1 Infinite Limits

Before we cover any material from this week, its worth discussing the use of $\infty$ as a limit, especially when applying the Algebra of Limits. The main thing to note is that expressions such as $\infty - \infty$ and $\frac{\infty}{\infty}$ don’t really make a lot of sense, for example:

Example 1.1:

Give examples of sequences $(a_n)_{n\in\mathbb{N}}$ and $(b_n)_{n\in\mathbb{N}}$ , both diverging to $\infty$ for which:

$(a_n - b_n)_{n\in\mathbb{N}}$ diverges to $\infty$ ,
$(a_n - b_n)_{n\in\mathbb{N}}$ diverges to $-\infty$ , and
$(a_n - b_n)_{n\in\mathbb{N}}$ converges to $0$ .

Solution.

The idea here is to look for fairly simple sequences.
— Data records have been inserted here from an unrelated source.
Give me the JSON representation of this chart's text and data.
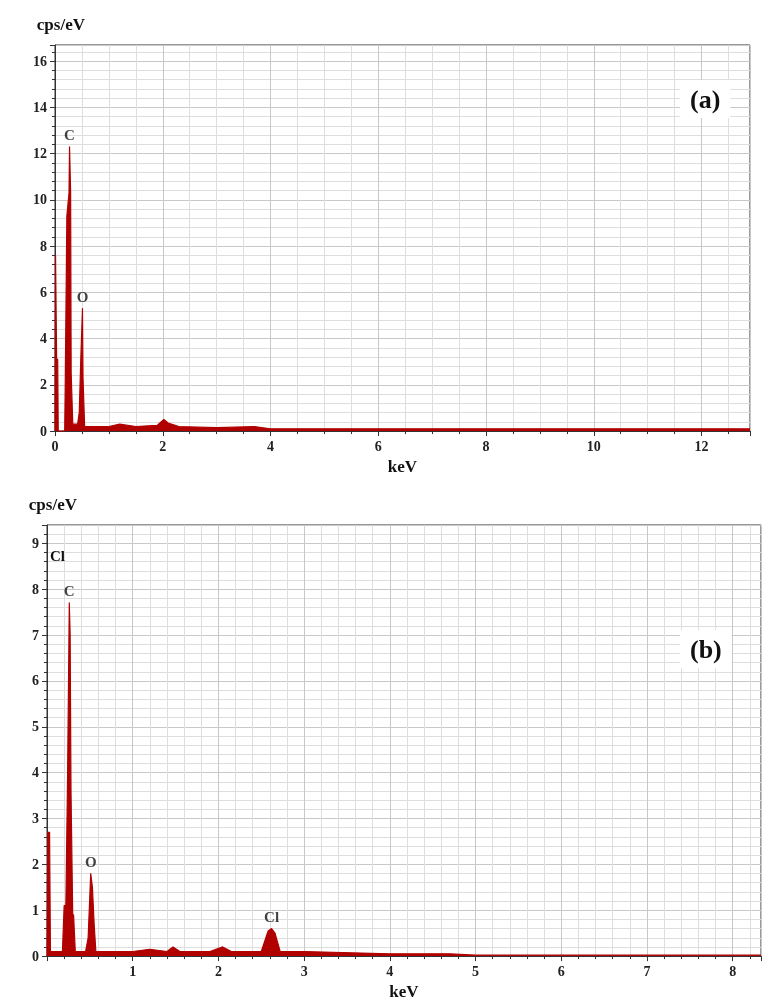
{
  "chart_data": [
    {
      "type": "area",
      "xlabel": "keV",
      "ylabel": "cps/eV",
      "xlim": [
        0,
        12.9
      ],
      "ylim": [
        0,
        16.7
      ],
      "xticks": [
        0,
        2,
        4,
        6,
        8,
        10,
        12
      ],
      "yticks": [
        0,
        2,
        4,
        6,
        8,
        10,
        12,
        14,
        16
      ],
      "grid": true,
      "annotations": [
        "(a)",
        {
          "text": "C",
          "x": 0.27,
          "y": 12.3
        },
        {
          "text": "O",
          "x": 0.51,
          "y": 5.3
        }
      ],
      "series": [
        {
          "color": "#b00000",
          "x": [
            0,
            0.01,
            0.03,
            0.05,
            0.06,
            0.18,
            0.19,
            0.22,
            0.26,
            0.27,
            0.29,
            0.3,
            0.33,
            0.42,
            0.45,
            0.48,
            0.51,
            0.52,
            0.55,
            1.0,
            1.2,
            1.5,
            1.9,
            2.02,
            2.1,
            2.3,
            3.0,
            3.7,
            4.0,
            6.0,
            8.0,
            10.0,
            12.0,
            12.9
          ],
          "values": [
            0,
            7.6,
            3.1,
            3.1,
            0,
            0,
            2,
            9.3,
            10.3,
            12.3,
            10.3,
            2.5,
            0.3,
            0.3,
            0.8,
            3.2,
            5.3,
            2.3,
            0.2,
            0.2,
            0.3,
            0.2,
            0.25,
            0.5,
            0.35,
            0.2,
            0.15,
            0.2,
            0.1,
            0.1,
            0.1,
            0.1,
            0.1,
            0.1
          ]
        }
      ]
    },
    {
      "type": "area",
      "xlabel": "keV",
      "ylabel": "cps/eV",
      "xlim": [
        0,
        8.33
      ],
      "ylim": [
        0,
        9.4
      ],
      "xticks": [
        1,
        2,
        3,
        4,
        5,
        6,
        7,
        8
      ],
      "yticks": [
        0,
        1,
        2,
        3,
        4,
        5,
        6,
        7,
        8,
        9
      ],
      "grid": true,
      "annotations": [
        "(b)",
        "Cl",
        {
          "text": "C",
          "x": 0.26,
          "y": 7.7
        },
        {
          "text": "O",
          "x": 0.51,
          "y": 1.8
        },
        {
          "text": "Cl",
          "x": 2.62,
          "y": 0.6
        }
      ],
      "series": [
        {
          "color": "#b00000",
          "x": [
            0,
            0.01,
            0.03,
            0.04,
            0.18,
            0.2,
            0.22,
            0.24,
            0.26,
            0.27,
            0.28,
            0.3,
            0.31,
            0.33,
            0.45,
            0.48,
            0.51,
            0.53,
            0.55,
            0.57,
            0.6,
            1.0,
            1.2,
            1.4,
            1.47,
            1.55,
            1.9,
            2.05,
            2.15,
            2.5,
            2.58,
            2.62,
            2.66,
            2.72,
            3.0,
            4.0,
            4.7,
            5.0,
            6.0,
            7.0,
            8.0,
            8.33
          ],
          "values": [
            0,
            2.7,
            2.7,
            0.1,
            0.1,
            1.1,
            1.1,
            3.9,
            7.7,
            7.0,
            3.6,
            0.9,
            0.9,
            0.1,
            0.1,
            0.4,
            1.8,
            1.5,
            0.7,
            0.1,
            0.1,
            0.1,
            0.15,
            0.1,
            0.2,
            0.1,
            0.1,
            0.2,
            0.1,
            0.1,
            0.55,
            0.6,
            0.5,
            0.1,
            0.1,
            0.05,
            0.05,
            0.02,
            0.02,
            0.02,
            0.02,
            0.02
          ]
        }
      ]
    }
  ]
}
With that in mind:

If we take $a_n = 2n$ and $b_n = n$ , we see that $a_n - b_n = n$ , and $(n)_{n\in\mathbb{N}}$ diverges to $\infty$ . But if we tried to apply the algebra of limits to this result, it would suggest that $\infty - \infty = \infty$ .
If we take $a_n = n$ and $b_n = 2n$ , we see that $a_n - b_n = -n$ , and $(-n)_{n\in\mathbb{N}}$ diverges to $-\infty$ . But, again, if we tried to apply AoL to this result, it would suggest that $\infty - \infty = -\infty$ . Immediately this conflicts with the answer to part 1)!
Finally, if we take $a_n = b_n = n$ , we see that $a_n - b_n = 0$ , and $(0)_{n \in \mathbb{N}}$ is a convergent sequence — it converges to $0$ . Attempting to apply AoL to this result suggests that $\infty - \infty = 0$ .

What parts 1), 2) and 3) demonstrate is that you can’t consistently define $\infty - \infty$ . (Note: if you take the same sequences from 1), 2) and 3) and divide them, you can see why $\frac{\infty}{\infty}$ isn’t consistently define-able either).